Could anybody please help with some pictorial reference of the Manchester Ship Canal Tug Arrow. I believe she was a coal burner initially and then turned to oil. The reference is needed for me to do a painting for an ex ship canal Tug man. Anything will be gratefully received.
Beaches.


----------



## exsailor

Hello Beaches,

Picture of 'MSC Arrow' and sisters (Archer, Badger and Bison) can be found at www.angelfire.com/nb/henryrobb/msc_gallery/index.html (Double click on image of Arrow). 

Dennis.


----------



## beaches

*Msc Tug Arrow*

Hello Dennis

Very many thanks for pointing me in the right direction, the pictures of the Arrow and her sister Tugs will prove to be the most useful information for my painting. I'm most grateful.
regards
beaches


----------



## Cobbydale

beaches said:


> Could anybody please help with some pictorial reference of the Manchester Ship Canal Tug Arrow. I believe she was a coal burner initially and then turned to oil. The reference is needed for me to do a painting for an ex ship canal Tug man. Anything will be gratefully received.
> Beaches.


1938 M.S.C. ARROW, 1972 SAN PIETRU, 1982 IRENE K., 1983 ANTEOS C.

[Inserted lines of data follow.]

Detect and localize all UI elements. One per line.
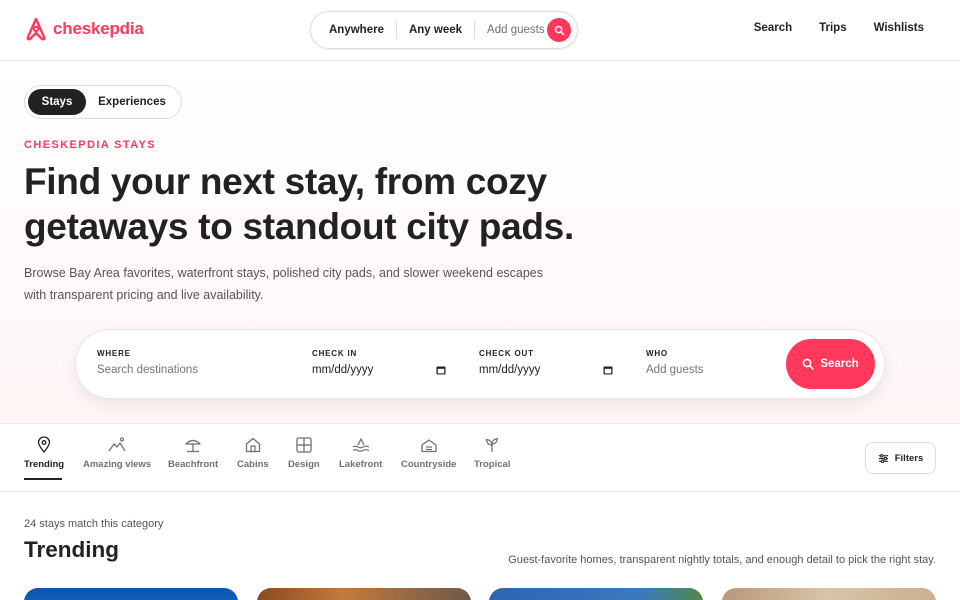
category-label: Design [288,459,320,470]
filters-button[interactable]: Filters [865,442,936,474]
brand-logo-icon [26,17,46,41]
section-subtitle: Guest-favorite homes, transparent nightl… [508,554,936,566]
brand-logo[interactable]: cheskepdia [25,17,144,41]
results-count: 24 stays match this category [24,518,164,530]
checkout-field[interactable]: CHECK OUT mm/dd/yyyy [479,349,613,376]
where-label: WHERE [97,349,131,358]
map-pin-icon [37,436,51,454]
mountain-icon [108,437,126,452]
filters-label: Filters [894,452,924,464]
category-amazing-views[interactable]: Amazing views [83,436,151,470]
nav-trips-link[interactable]: Trips [819,22,846,34]
stays-experiences-toggle: Stays Experiences [24,85,182,119]
category-label: Trending [24,459,65,470]
category-design[interactable]: Design [288,436,320,470]
category-cabins[interactable]: Cabins [237,436,269,470]
listing-card-image[interactable] [489,588,703,600]
category-label: Lakefront [339,459,383,470]
category-countryside[interactable]: Countryside [401,436,456,470]
listing-card-image[interactable] [24,588,238,600]
waves-icon [352,438,369,452]
search-icon [802,358,814,370]
calendar-icon[interactable] [603,365,613,375]
checkout-input[interactable]: mm/dd/yyyy [479,364,613,376]
grid-icon [296,437,312,453]
category-label: Tropical [474,459,511,470]
category-bar: Trending Amazing views Beachfront Cabins… [0,423,960,492]
checkin-value: mm/dd/yyyy [312,364,374,376]
checkin-field[interactable]: CHECK IN mm/dd/yyyy [312,349,446,376]
where-field[interactable]: WHERE [97,349,277,378]
nav-search-link[interactable]: Search [754,22,792,34]
umbrella-icon [185,439,201,453]
category-trending[interactable]: Trending [24,436,64,470]
search-submit-button[interactable]: Search [786,339,875,389]
checkout-label: CHECK OUT [479,349,534,358]
barn-icon [421,439,437,453]
category-label: Cabins [237,459,269,470]
hero-eyebrow: CHESKEPDIA STAYS [24,139,157,151]
search-icon [554,25,564,35]
sprout-icon [486,437,499,452]
house-icon [245,437,260,453]
checkin-label: CHECK IN [312,349,358,358]
brand-name: cheskepdia [53,19,144,38]
category-label: Countryside [401,459,457,470]
hero-subtext: Browse Bay Area favorites, waterfront st… [24,266,544,302]
experiences-tab[interactable]: Experiences [86,89,178,115]
who-label: WHO [646,349,668,358]
listing-card-image[interactable] [257,588,471,600]
nav-wishlists-link[interactable]: Wishlists [874,22,924,34]
pill-when[interactable]: Any week [397,21,474,39]
checkin-input[interactable]: mm/dd/yyyy [312,364,446,376]
category-label: Beachfront [168,459,219,470]
stays-tab[interactable]: Stays [28,89,86,115]
pill-guests[interactable]: Add guests [475,21,557,39]
where-input[interactable] [97,364,277,376]
search-button-label: Search [820,358,859,370]
active-category-underline [24,478,62,480]
category-lakefront[interactable]: Lakefront [339,436,382,470]
calendar-icon[interactable] [436,365,446,375]
header-nav: Search Trips Wishlists [754,22,924,34]
category-tropical[interactable]: Tropical [474,436,510,470]
pill-search-button[interactable] [547,18,571,42]
main-search-bar: WHERE CHECK IN mm/dd/yyyy CHECK OUT mm/d… [75,329,885,399]
who-input[interactable] [646,364,766,376]
who-field[interactable]: WHO [646,349,766,378]
listing-card-image[interactable] [722,588,936,600]
section-title: Trending [24,537,119,562]
compact-search-pill[interactable]: Anywhere Any week Add guests [310,11,578,49]
category-label: Amazing views [83,459,152,470]
hero-section: Stays Experiences CHESKEPDIA STAYS Find … [0,61,960,423]
checkout-value: mm/dd/yyyy [479,364,541,376]
pill-where[interactable]: Anywhere [311,21,396,39]
category-beachfront[interactable]: Beachfront [168,436,218,470]
sliders-icon [878,453,888,463]
hero-headline: Find your next stay, from cozy getaways … [24,161,574,247]
top-header: cheskepdia Anywhere Any week Add guests … [0,0,960,61]
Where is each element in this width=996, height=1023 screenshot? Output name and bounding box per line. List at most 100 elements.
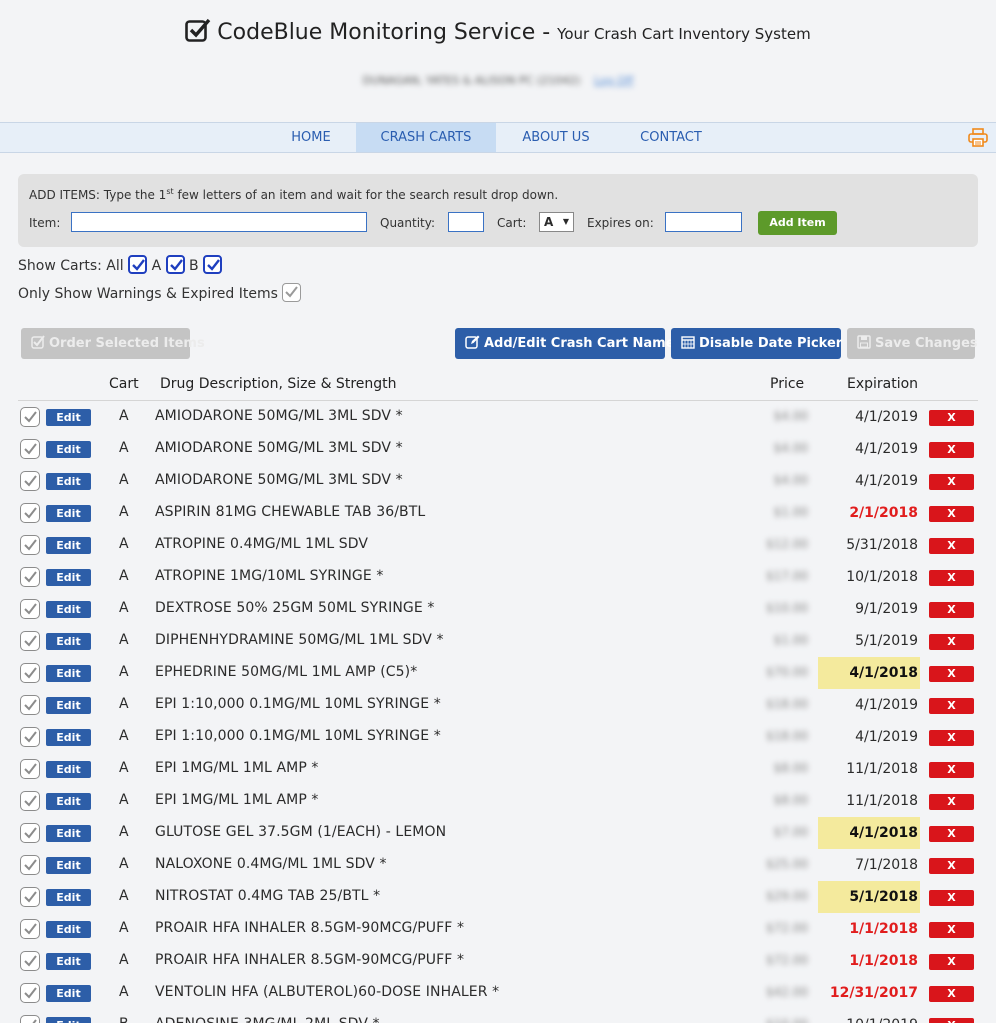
row-delete-button[interactable]: X: [929, 602, 974, 618]
row-select-checkbox[interactable]: [20, 727, 40, 747]
row-delete-button[interactable]: X: [929, 1018, 974, 1023]
row-select-checkbox[interactable]: [20, 983, 40, 1003]
cart-select[interactable]: A ▼: [539, 212, 574, 232]
row-select-checkbox[interactable]: [20, 631, 40, 651]
nav-home[interactable]: HOME: [268, 123, 354, 152]
printer-icon[interactable]: [968, 128, 988, 147]
nav-about-us[interactable]: ABOUT US: [505, 123, 607, 152]
row-delete-button[interactable]: X: [929, 698, 974, 714]
row-select-checkbox[interactable]: [20, 951, 40, 971]
row-select-checkbox[interactable]: [20, 439, 40, 459]
row-select-checkbox[interactable]: [20, 471, 40, 491]
row-select-checkbox[interactable]: [20, 599, 40, 619]
row-select-checkbox[interactable]: [20, 503, 40, 523]
quantity-input[interactable]: [448, 212, 484, 232]
table-row: Edit A AMIODARONE 50MG/ML 3ML SDV * $4.00 4/…: [18, 401, 978, 433]
row-expiration: 11/1/2018: [846, 793, 918, 809]
row-delete-button[interactable]: X: [929, 954, 974, 970]
row-edit-button[interactable]: Edit: [46, 409, 91, 426]
row-cart: A: [119, 920, 129, 936]
row-edit-button[interactable]: Edit: [46, 921, 91, 938]
row-delete-button[interactable]: X: [929, 794, 974, 810]
cart-a-checkbox[interactable]: [165, 255, 185, 274]
row-delete-button[interactable]: X: [929, 922, 974, 938]
edit-icon: [465, 330, 480, 361]
expires-input[interactable]: [665, 212, 742, 232]
row-delete-button[interactable]: X: [929, 570, 974, 586]
row-edit-button[interactable]: Edit: [46, 665, 91, 682]
row-edit-button[interactable]: Edit: [46, 761, 91, 778]
row-select-checkbox[interactable]: [20, 823, 40, 843]
row-select-checkbox[interactable]: [20, 663, 40, 683]
row-select-checkbox[interactable]: [20, 567, 40, 587]
row-select-checkbox[interactable]: [20, 407, 40, 427]
row-delete-button[interactable]: X: [929, 666, 974, 682]
row-delete-button[interactable]: X: [929, 410, 974, 426]
show-carts-label: Show Carts: All: [18, 258, 124, 274]
row-delete-button[interactable]: X: [929, 474, 974, 490]
row-price: $1.00: [773, 633, 808, 647]
row-select-checkbox[interactable]: [20, 887, 40, 907]
row-delete-button[interactable]: X: [929, 986, 974, 1002]
nav-contact[interactable]: CONTACT: [622, 123, 720, 152]
row-edit-button[interactable]: Edit: [46, 633, 91, 650]
col-price: Price: [770, 376, 805, 392]
row-delete-button[interactable]: X: [929, 634, 974, 650]
row-delete-button[interactable]: X: [929, 858, 974, 874]
disable-date-picker-button[interactable]: Disable Date Picker: [671, 328, 842, 359]
row-edit-button[interactable]: Edit: [46, 793, 91, 810]
show-all-checkbox[interactable]: [128, 255, 148, 274]
row-edit-button[interactable]: Edit: [46, 505, 91, 522]
row-select-checkbox[interactable]: [20, 919, 40, 939]
row-select-checkbox[interactable]: [20, 855, 40, 875]
row-description: PROAIR HFA INHALER 8.5GM-90MCG/PUFF *: [155, 920, 465, 936]
account-name: DUNAGAN, YATES & ALISON PC (21042): [362, 74, 581, 87]
row-expiration: 7/1/2018: [855, 857, 918, 873]
row-edit-button[interactable]: Edit: [46, 889, 91, 906]
row-edit-button[interactable]: Edit: [46, 953, 91, 970]
row-delete-button[interactable]: X: [929, 826, 974, 842]
row-price: $10.00: [766, 601, 808, 615]
row-cart: A: [119, 888, 129, 904]
check-icon: [24, 731, 37, 743]
order-selected-button[interactable]: Order Selected Items: [21, 328, 205, 359]
col-cart: Cart: [109, 376, 139, 392]
logoff-link[interactable]: Log Off: [594, 74, 633, 87]
row-edit-button[interactable]: Edit: [46, 569, 91, 586]
row-expiration: 2/1/2018: [849, 505, 918, 521]
row-edit-button[interactable]: Edit: [46, 825, 91, 842]
cart-b-checkbox[interactable]: [203, 255, 223, 274]
row-edit-button[interactable]: Edit: [46, 473, 91, 490]
add-item-button[interactable]: Add Item: [758, 211, 837, 235]
row-expiration: 5/1/2019: [855, 633, 918, 649]
nav-crash-carts[interactable]: CRASH CARTS: [356, 123, 496, 152]
row-price: $7.00: [773, 825, 808, 839]
warnings-checkbox[interactable]: [282, 283, 302, 302]
row-select-checkbox[interactable]: [20, 791, 40, 811]
row-delete-button[interactable]: X: [929, 506, 974, 522]
row-edit-button[interactable]: Edit: [46, 729, 91, 746]
edit-cart-names-button[interactable]: Add/Edit Crash Cart Names: [455, 328, 682, 361]
row-delete-button[interactable]: X: [929, 730, 974, 746]
row-cart: A: [119, 568, 129, 584]
row-expiration: 5/31/2018: [846, 537, 918, 553]
check-icon: [24, 539, 37, 551]
save-changes-button[interactable]: Save Changes: [847, 328, 978, 359]
row-select-checkbox[interactable]: [20, 695, 40, 715]
item-search-input[interactable]: [71, 212, 367, 232]
row-delete-button[interactable]: X: [929, 442, 974, 458]
row-select-checkbox[interactable]: [20, 1015, 40, 1023]
row-edit-button[interactable]: Edit: [46, 857, 91, 874]
row-edit-button[interactable]: Edit: [46, 697, 91, 714]
row-description: ASPIRIN 81MG CHEWABLE TAB 36/BTL: [155, 504, 426, 520]
row-select-checkbox[interactable]: [20, 535, 40, 555]
row-edit-button[interactable]: Edit: [46, 985, 91, 1002]
row-select-checkbox[interactable]: [20, 759, 40, 779]
row-edit-button[interactable]: Edit: [46, 1017, 91, 1023]
row-delete-button[interactable]: X: [929, 762, 974, 778]
row-edit-button[interactable]: Edit: [46, 441, 91, 458]
row-delete-button[interactable]: X: [929, 890, 974, 906]
row-edit-button[interactable]: Edit: [46, 601, 91, 618]
row-delete-button[interactable]: X: [929, 538, 974, 554]
row-edit-button[interactable]: Edit: [46, 537, 91, 554]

(sisterships: MSC ARROW, MSC ARCHER, MSC BADGER, MSC BISON)
Registered: LR43-44:10596 /LR47-48:10267 /LR50-51:67706 /LR56-57:68609 /LR60-61:70210
IMO 7129594 /(GBR)ON 147433 /(MLT)ON 0015 /(GRC)ON 8273 - ON 3250
144 GRT, L28,05m(26,22), B7,47m, D3,506m(3,66) (92.0'(85.0')x23.1'x11.2' or 92'0"x24'6"x12'3")
1 scr, C2cyl by "Aitchison, Blair Ltd", 118nhp-750ihp
re-engined 1962 diesel 4tew 8cyl Ruston type 8VEBCM, 800bhp

1938: Built by "Henry Robb Ltd" at Leith (GBR) (YN 266)
1938 -xx/08: delivered to "MSC - Manchester Ship Canal Co" at Manchester (GBR)
(GBR flag, regd Manchester, ON 147433)
1941 -xx/12: L.R. class withdrawn at owner's request
1962: rebuilt, re-engined diesel 4tew 8cyl Ruston type 8VEBCM, 800bhp
1972: To "Malta Tug & Lighter Co Ltd" at Valletta (MLT), renamed SAN PIETRU
(MLT flag, regd Valletta, ON 0015, c/s 9HDG, 162 GRT)
197x: To "Midmed Towage Co Ltd" at Valletta (MLT)
1982: To "Artemis Shipping Co" at Piraeus (GRC), renamed IRENE K.
(GRC flag, regd Piraeus, ON 8273, c/s SV7175, 162 GRT, 30 NRT)
1983: renamed ANTEOS C.
(GRC flag, regd Piraeus, ON 3250, c/s SV7175)
199x: mng "Axon Shipping" at Piraeus (GRC)
2007: still in service

Info from Piet Van Damm on TugTalk


----------



## beaches

*Msc Tug Arrow*

Hello Cobbydale

Many thanks for your very comprehensive details of the MSC Arrow during it's time on the ship canal and it's subsequent name changes and movements to different countries. I felt sure in my original request that watchers on the forum would be able to help me and certainly they have come up trumps. Painting is progressing nicely now.
Thanks again.
regards
beaches.


----------



## bob2bob

The change from coal burner to diesel was carried out at MSC `s Old Quay yard workshops, changing to an automated system. The Arrow was restricted by being single screw, so could only work as head tug, as the rest of the fleet was twin.
John


----------